The same is true of nerves and brains. Neural synapses can be mapped with electron microscopes, which we include as a form of observation that confirms they are physical things.
However, subjective experience is not that kind of thing. The subjective human experience of seeing the color magenta or hearing a soprano singing an E6 is not something located in space like a tongue or a synapse. Conscious experience is an act we perform, not a thing you can put in a glass jar like a piece of candy.
This is why the physical sciences, which are limited to what they can observe, are stumped by conscious experience. Neurons are in the brain. Experience is not. The entire approach of thinking in terms of inside and outside when applied to the metaphysics of perception is wrong.
Before I explain the alternative, I wish to point out that the notion of a real outer world in contrast to a representative and illusory internal one is as ancient as philosophy. Aristotle called our internal experience a phantasm.

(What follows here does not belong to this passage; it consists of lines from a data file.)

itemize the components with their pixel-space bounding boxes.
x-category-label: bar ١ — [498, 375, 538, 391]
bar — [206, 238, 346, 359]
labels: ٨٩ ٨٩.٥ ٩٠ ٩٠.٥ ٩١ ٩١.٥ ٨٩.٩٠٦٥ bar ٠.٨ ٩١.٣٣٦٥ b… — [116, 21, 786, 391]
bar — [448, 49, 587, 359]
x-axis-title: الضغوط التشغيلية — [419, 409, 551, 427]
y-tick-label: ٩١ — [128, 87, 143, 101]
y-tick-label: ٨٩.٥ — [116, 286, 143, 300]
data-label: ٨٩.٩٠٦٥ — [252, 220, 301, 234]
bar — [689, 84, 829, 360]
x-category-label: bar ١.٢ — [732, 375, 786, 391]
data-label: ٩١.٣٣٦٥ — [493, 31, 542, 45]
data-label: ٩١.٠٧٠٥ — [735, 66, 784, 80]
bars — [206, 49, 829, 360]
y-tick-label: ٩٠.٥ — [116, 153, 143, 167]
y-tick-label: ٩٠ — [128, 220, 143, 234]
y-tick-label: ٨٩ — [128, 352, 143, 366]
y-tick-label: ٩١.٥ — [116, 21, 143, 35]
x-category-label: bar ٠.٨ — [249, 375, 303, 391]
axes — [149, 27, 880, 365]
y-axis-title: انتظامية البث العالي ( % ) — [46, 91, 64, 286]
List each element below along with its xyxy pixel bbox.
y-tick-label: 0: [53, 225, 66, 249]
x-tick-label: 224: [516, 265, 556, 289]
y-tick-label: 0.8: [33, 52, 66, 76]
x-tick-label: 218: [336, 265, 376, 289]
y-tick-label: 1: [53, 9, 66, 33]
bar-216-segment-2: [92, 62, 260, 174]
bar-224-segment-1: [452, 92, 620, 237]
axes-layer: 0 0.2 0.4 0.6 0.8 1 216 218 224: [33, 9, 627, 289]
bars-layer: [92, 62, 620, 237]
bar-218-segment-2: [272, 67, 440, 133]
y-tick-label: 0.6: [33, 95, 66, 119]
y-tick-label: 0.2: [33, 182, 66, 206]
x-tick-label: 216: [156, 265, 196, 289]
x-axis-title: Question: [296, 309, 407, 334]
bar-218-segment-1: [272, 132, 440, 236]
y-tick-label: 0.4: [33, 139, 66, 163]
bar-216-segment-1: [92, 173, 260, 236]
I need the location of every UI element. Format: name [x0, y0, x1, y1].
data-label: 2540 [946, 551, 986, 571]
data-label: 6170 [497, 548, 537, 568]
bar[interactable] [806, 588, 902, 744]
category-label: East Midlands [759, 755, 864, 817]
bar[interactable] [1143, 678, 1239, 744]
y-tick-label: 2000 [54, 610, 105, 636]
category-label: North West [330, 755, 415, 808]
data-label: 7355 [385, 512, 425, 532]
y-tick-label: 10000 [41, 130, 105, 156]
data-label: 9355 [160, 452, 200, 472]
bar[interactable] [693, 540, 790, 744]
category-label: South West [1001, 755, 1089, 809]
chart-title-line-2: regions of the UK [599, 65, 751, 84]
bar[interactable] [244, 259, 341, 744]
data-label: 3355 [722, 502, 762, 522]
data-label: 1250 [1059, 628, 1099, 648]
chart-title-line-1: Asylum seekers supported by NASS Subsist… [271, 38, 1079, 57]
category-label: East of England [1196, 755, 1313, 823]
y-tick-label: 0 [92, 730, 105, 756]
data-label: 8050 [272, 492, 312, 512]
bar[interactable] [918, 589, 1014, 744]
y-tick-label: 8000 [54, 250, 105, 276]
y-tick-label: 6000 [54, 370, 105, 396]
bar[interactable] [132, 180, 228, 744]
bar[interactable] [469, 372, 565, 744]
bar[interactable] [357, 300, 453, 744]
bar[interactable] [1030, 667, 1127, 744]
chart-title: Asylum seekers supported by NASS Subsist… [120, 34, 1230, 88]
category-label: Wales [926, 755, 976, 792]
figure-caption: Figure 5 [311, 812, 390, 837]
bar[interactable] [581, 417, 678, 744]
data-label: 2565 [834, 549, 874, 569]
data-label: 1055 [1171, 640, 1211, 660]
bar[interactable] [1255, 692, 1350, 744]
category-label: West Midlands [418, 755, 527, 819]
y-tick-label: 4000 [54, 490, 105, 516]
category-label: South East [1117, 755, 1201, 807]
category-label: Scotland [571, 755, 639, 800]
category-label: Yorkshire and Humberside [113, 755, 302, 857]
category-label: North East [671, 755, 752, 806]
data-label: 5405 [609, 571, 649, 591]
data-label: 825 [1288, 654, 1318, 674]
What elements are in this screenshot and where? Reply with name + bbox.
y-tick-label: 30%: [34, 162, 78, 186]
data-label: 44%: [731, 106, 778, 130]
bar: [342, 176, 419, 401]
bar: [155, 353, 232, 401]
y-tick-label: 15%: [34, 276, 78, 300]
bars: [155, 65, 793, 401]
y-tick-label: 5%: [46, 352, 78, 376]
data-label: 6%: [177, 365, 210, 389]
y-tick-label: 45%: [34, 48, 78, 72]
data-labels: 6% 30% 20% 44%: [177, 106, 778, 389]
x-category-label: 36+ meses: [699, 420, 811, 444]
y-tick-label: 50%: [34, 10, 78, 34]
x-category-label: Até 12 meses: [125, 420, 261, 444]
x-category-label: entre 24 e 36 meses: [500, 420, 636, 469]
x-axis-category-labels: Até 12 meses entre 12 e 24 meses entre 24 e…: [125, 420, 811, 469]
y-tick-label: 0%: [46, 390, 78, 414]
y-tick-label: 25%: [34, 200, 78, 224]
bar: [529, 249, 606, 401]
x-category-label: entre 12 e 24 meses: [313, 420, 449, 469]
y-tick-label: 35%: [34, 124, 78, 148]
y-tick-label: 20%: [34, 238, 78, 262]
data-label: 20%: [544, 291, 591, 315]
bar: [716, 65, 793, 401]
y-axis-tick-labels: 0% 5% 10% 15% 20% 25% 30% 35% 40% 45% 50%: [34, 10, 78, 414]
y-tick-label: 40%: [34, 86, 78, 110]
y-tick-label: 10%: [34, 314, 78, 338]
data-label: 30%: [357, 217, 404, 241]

Plato called it a shadow of an external reality we could not directly perceive. The notion of throwing out the duality between an external reality and an internal illusion that represents it is new.
Two new ways of thinking were not around in the time of Plato or Aristotle. Nor were they around for Descartes or the Wachowski brothers when they wrote The Matrix. And machine functionalists like Dennett were too preoccupied with denying consciousness to notice them. They are process theories and evolution.
Evolution, which comes from a Latin root meaning unfolding, was only first seriously applied to biology in the 19th century by Charles Darwin, though today the concept of an evolution is applied in nearly every field of science. Likewise, process theories are best exemplified by plate tectonics, a field developed in the 1970s.
When the thinking of an unfolding in stages over time, EOP is the result. The evolution of a series of perceptual schemas produces the world of our experience that we call the Universe. If you read about the process as it is described in either of my books The Evolution of Perception (2004) or Evolution of Perception Re-Explained (2021), you will see why the sense organs, nerves, and brain are necessary and how and why their arising out of the process was necessary.
One of the implications of EOP is that the world you see, smell, taste, and feel is the actual physical world. There is no other. The twin notions of an internal world and an external causal one you can’t see is abandoned as frivolous.
Another important implication of it that conforms with common sense is that your head and brain and sense organs are only in the real world you perceive. And the world you experience isn’t in your physical head; your physical head is in the world you experience — right where you find it.
The main difference between the old and the new is that in the new we begin with perception in a simple state, which evolved and gives us the phenomenal world we see. We and it emerge from this psychic process. That is why we are actually in the phenomenal world, and there isn’t another.
In short, EOP explains how the world we experience evolved rather than positing another one we can’t see that mysteriously caused it.